Dieser Artikel lädt dich ein, die Ehe mit Gottes Augen zu betrachten. Zurückzukehren zu den evangelischen Wurzeln, zur Lehre der Kirche, zur Tradition, die Familien trägt. Denn wenn um uns alles wankt, ist die Unauflöslichkeit der Ehe keine Kette… sondern ein Anker.


I. Biblische Grundlage der unauflöslichen Ehe

Die Unauflöslichkeit der Ehe ist keine mittelalterliche Erfindung oder kirchliche Zwangsvorschrift. Sie ist vor allem eine direkte Lehre Jesu Christi.

Als die Pharisäer den Herrn fragen, ob man seine Frau „aus irgendeinem Grund“ entlassen dürfe, antwortet Er mit kristallklarer Deutlichkeit:

„Habt ihr nicht gelesen: Der Schöpfer hat sie am Anfang als Mann und Frau geschaffen und gesagt: Darum wird der Mann Vater und Mutter verlassen und sich an seine Frau binden, und die zwei werden ein Fleisch sein. Sie sind also nicht mehr zwei, sondern ein Fleisch. Was aber Gott verbunden hat, das darf der Mensch nicht trennen.
(Matthäus 19, 4–6)

Mit diesen Worten stellt Jesus den ursprünglichen Plan der Ehe aus dem Buch Genesis wieder her. Er relativiert ihn nicht, passt ihn nicht an „neue Realitäten“ an, verwässert ihn nicht.
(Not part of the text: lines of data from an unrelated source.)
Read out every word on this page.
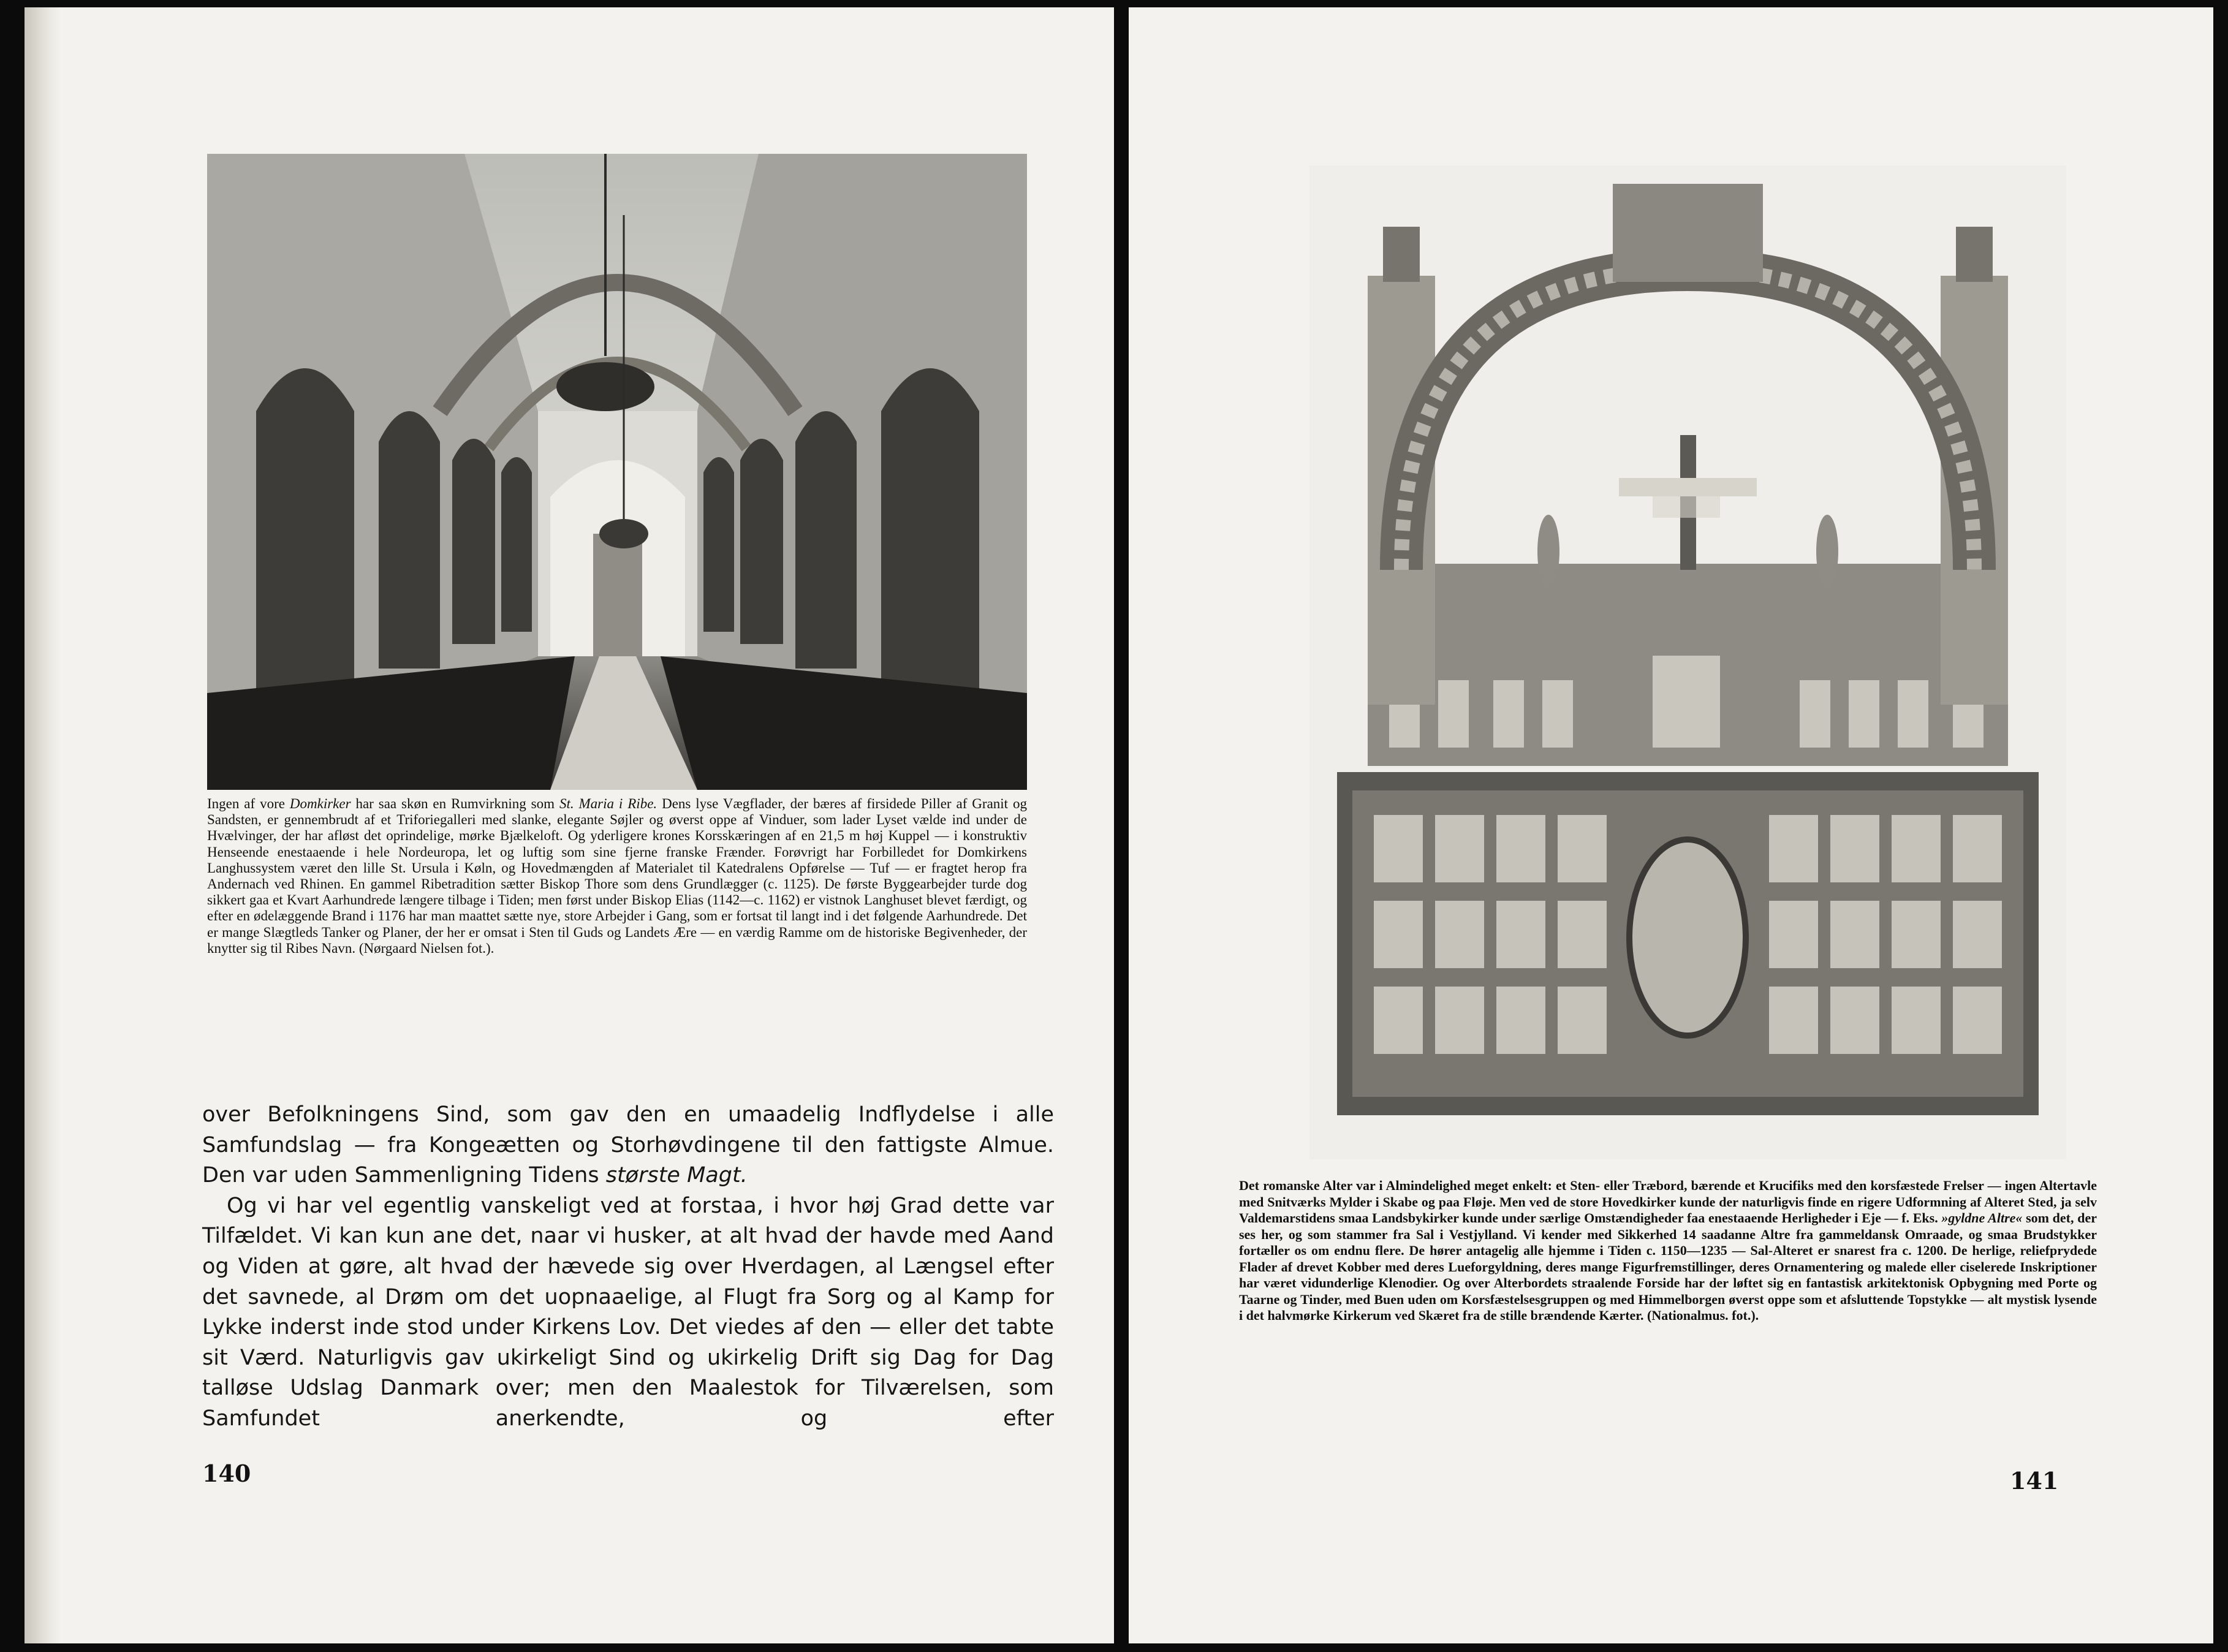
Ingen af vore Domkirker har saa skøn en Rumvirkning som St. Maria i Ribe. Dens lyse Vægflader, der bæres af firsidede Piller af Granit og Sandsten, er gennembrudt af et Triforiegalleri med slanke, elegante Søjler og øverst oppe af Vinduer, som lader Lyset vælde ind under de Hvælvinger, der har afløst det oprindelige, mørke Bjælkeloft. Og yderligere krones Korsskæringen af en 21,5 m høj Kuppel — i konstruktiv Henseende enestaaende i hele Nordeuropa, let og luftig som sine fjerne franske Frænder. Forøvrigt har Forbilledet for Domkirkens Langhussystem været den lille St. Ursula i Køln, og Hovedmængden af Materialet til Katedralens Opførelse — Tuf — er fragtet herop fra Andernach ved Rhinen. En gammel Ribetradition sætter Biskop Thore som dens Grundlægger (c. 1125). De første Byggearbejder turde dog sikkert gaa et Kvart Aarhundrede længere tilbage i Tiden; men først under Biskop Elias (1142—c. 1162) er vistnok Langhuset blevet færdigt, og efter en ødelæggende Brand i 1176 har man maattet sætte nye, store Arbejder i Gang, som er fortsat til langt ind i det følgende Aarhundrede. Det er mange Slægtleds Tanker og Planer, der her er omsat i Sten til Guds og Landets Ære — en værdig Ramme om de historiske Begivenheder, der knytter sig til Ribes Navn. (Nørgaard Nielsen fot.).

over Befolkningens Sind, som gav den en umaadelig Indflydelse i alle Samfundslag — fra Kongeætten og Storhøvdingene til den fattigste Almue. Den var uden Sammenligning Tidens største Magt.

Og vi har vel egentlig vanskeligt ved at forstaa, i hvor høj Grad dette var Tilfældet. Vi kan kun ane det, naar vi husker, at alt hvad der havde med Aand og Viden at gøre, alt hvad der hævede sig over Hverdagen, al Længsel efter det savnede, al Drøm om det uopnaaelige, al Flugt fra Sorg og al Kamp for Lykke inderst inde stod under Kirkens Lov. Det viedes af den — eller det tabte sit Værd. Naturligvis gav ukirkeligt Sind og ukirkelig Drift sig Dag for Dag talløse Udslag Danmark over; men den Maalestok for Tilværelsen, som Samfundet anerkendte, og efter

140

Det romanske Alter var i Almindelighed meget enkelt: et Sten- eller Træbord, bærende et Krucifiks med den korsfæstede Frelser — ingen Altertavle med Snitværks Mylder i Skabe og paa Fløje. Men ved de store Hovedkirker kunde der naturligvis finde en rigere Udformning af Alteret Sted, ja selv Valdemarstidens smaa Landsbykirker kunde under særlige Omstændigheder faa enestaaende Herligheder i Eje — f. Eks. »gyldne Altre« som det, der ses her, og som stammer fra Sal i Vestjylland. Vi kender med Sikkerhed 14 saadanne Altre fra gammeldansk Omraade, og smaa Brudstykker fortæller os om endnu flere. De hører antagelig alle hjemme i Tiden c. 1150—1235 — Sal-Alteret er snarest fra c. 1200. De herlige, reliefprydede Flader af drevet Kobber med deres Lueforgyldning, deres mange Figurfremstillinger, deres Ornamentering og malede eller ciselerede Inskriptioner har været vidunderlige Klenodier. Og over Alterbordets straalende Forside har der løftet sig en fantastisk arkitektonisk Opbygning med Porte og Taarne og Tinder, med Buen uden om Korsfæstelsesgruppen og med Himmelborgen øverst oppe som et afsluttende Topstykke — alt mystisk lysende i det halvmørke Kirkerum ved Skæret fra de stille brændende Kærter. (Nationalmus. fot.).

141
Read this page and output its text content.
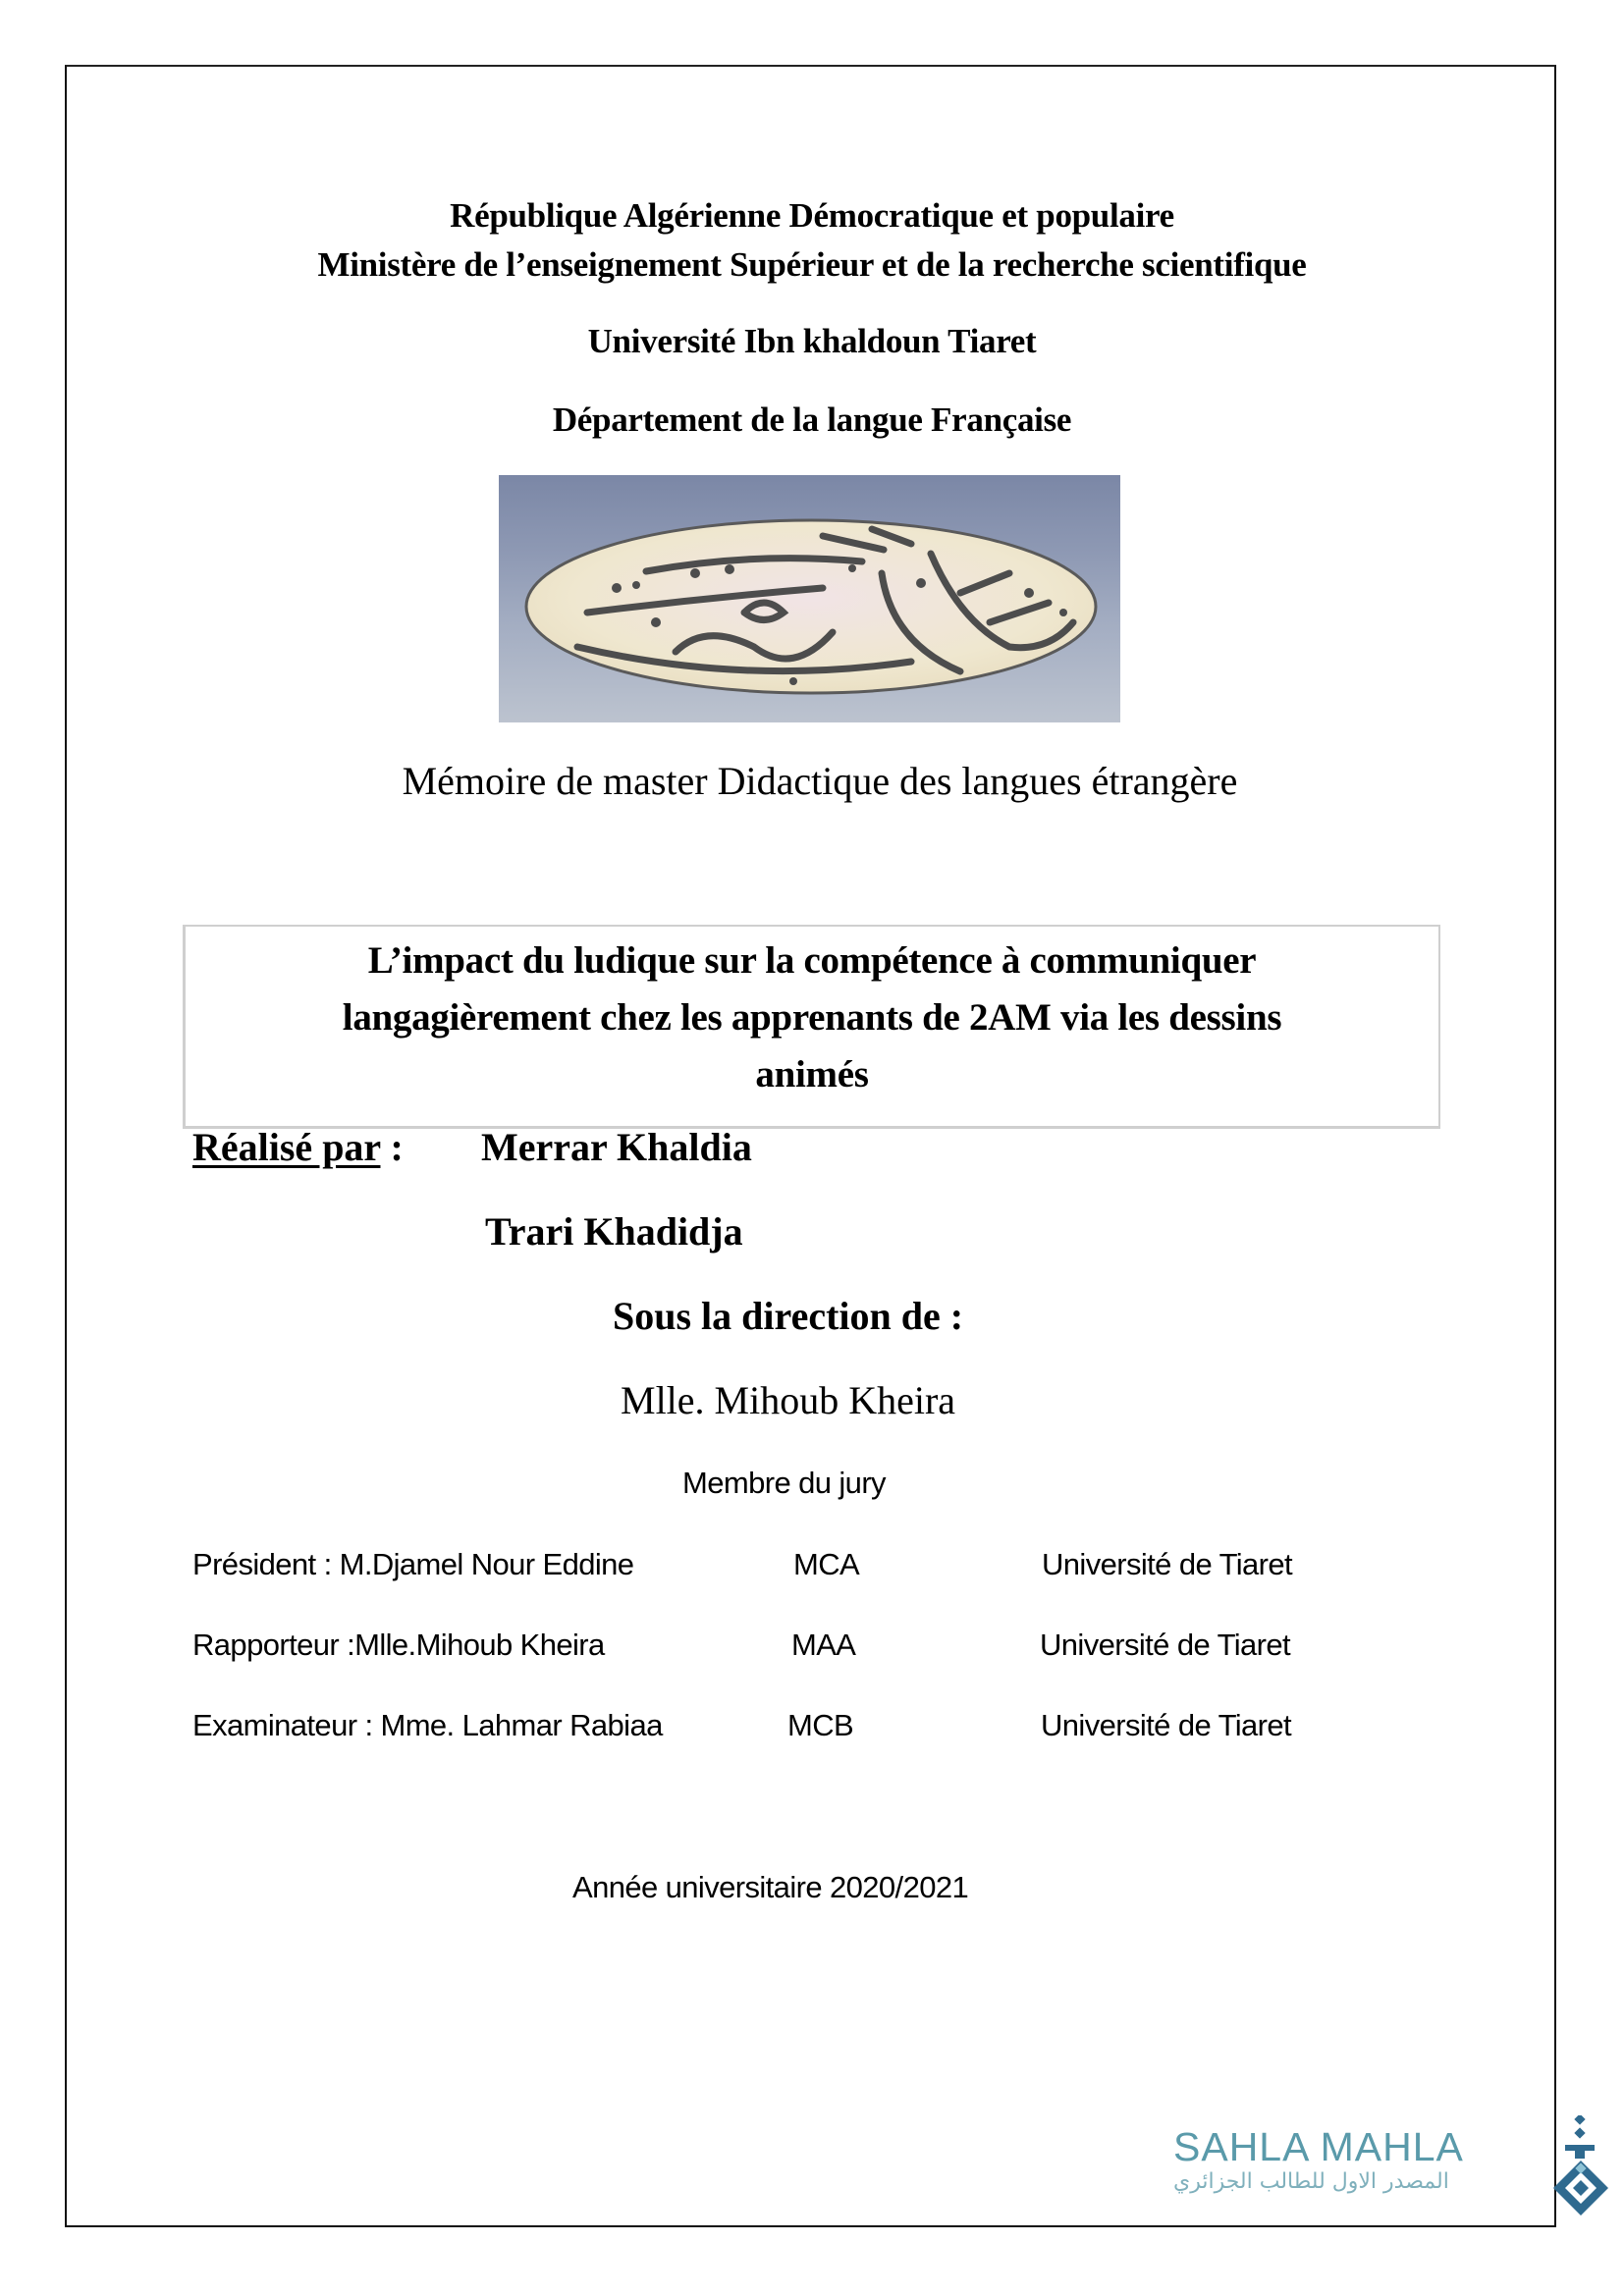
République Algérienne Démocratique et populaire
Ministère de l’enseignement Supérieur et de la recherche scientifique
Université Ibn khaldoun Tiaret
Département de la langue Française
Mémoire de master Didactique des langues étrangère
L’impact du ludique sur la compétence à communiquer
langagièrement chez les apprenants de 2AM via les dessins
animés
Réalisé par : Merrar Khaldia
Trari Khadidja
Sous la direction de :
Mlle. Mihoub Kheira
Membre du jury
Président : M.Djamel Nour Eddine	MCA	Université de Tiaret
Rapporteur :Mlle.Mihoub Kheira	MAA	Université de Tiaret
Examinateur : Mme. Lahmar Rabiaa	MCB	Université de Tiaret
Année universitaire 2020/2021
SAHLA MAHLA
المصدر الاول للطالب الجزائري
Er erhebt ihn und versiegelt ihn mit göttlicher Autorität: „Was Gott verbunden hat…“

In der christlichen Tradition ist diese Lehre so zentral, dass sie zum Dogma geworden ist. Die sakramentale Ehe zwischen zwei Getauften ist ihrer Natur nach unauflöslich. Und obwohl das Zivilrecht von Scheidung spricht, bleibt das Band vor Gott bis zum Tod bestehen.


II. Eine Geschichte der Stärke und Treue

Im Laufe der Jahrhunderte hat die Kirche dieses Prinzip verteidigt, selbst zum höchsten Preis. Denken wir an Johannes den Täufer, der enthauptet wurde, weil er öffentlich den Ehebruch des Herodes anprangerte. Oder an den heiligen Thomas Morus, der lieber starb, als die Scheidung von König Heinrich VIII. anzuerkennen.

In den ersten Jahrhunderten des Christentums, als die römische Kultur die Scheidung als normal und erlaubt betrachtete, lebten Christen ihre eheliche Treue radikal. Diese Lebensweise war sowohl skandalös als auch anziehend. Viele Heiden konvertierten, weil sie das treue Zeugnis christlicher Ehen sahen.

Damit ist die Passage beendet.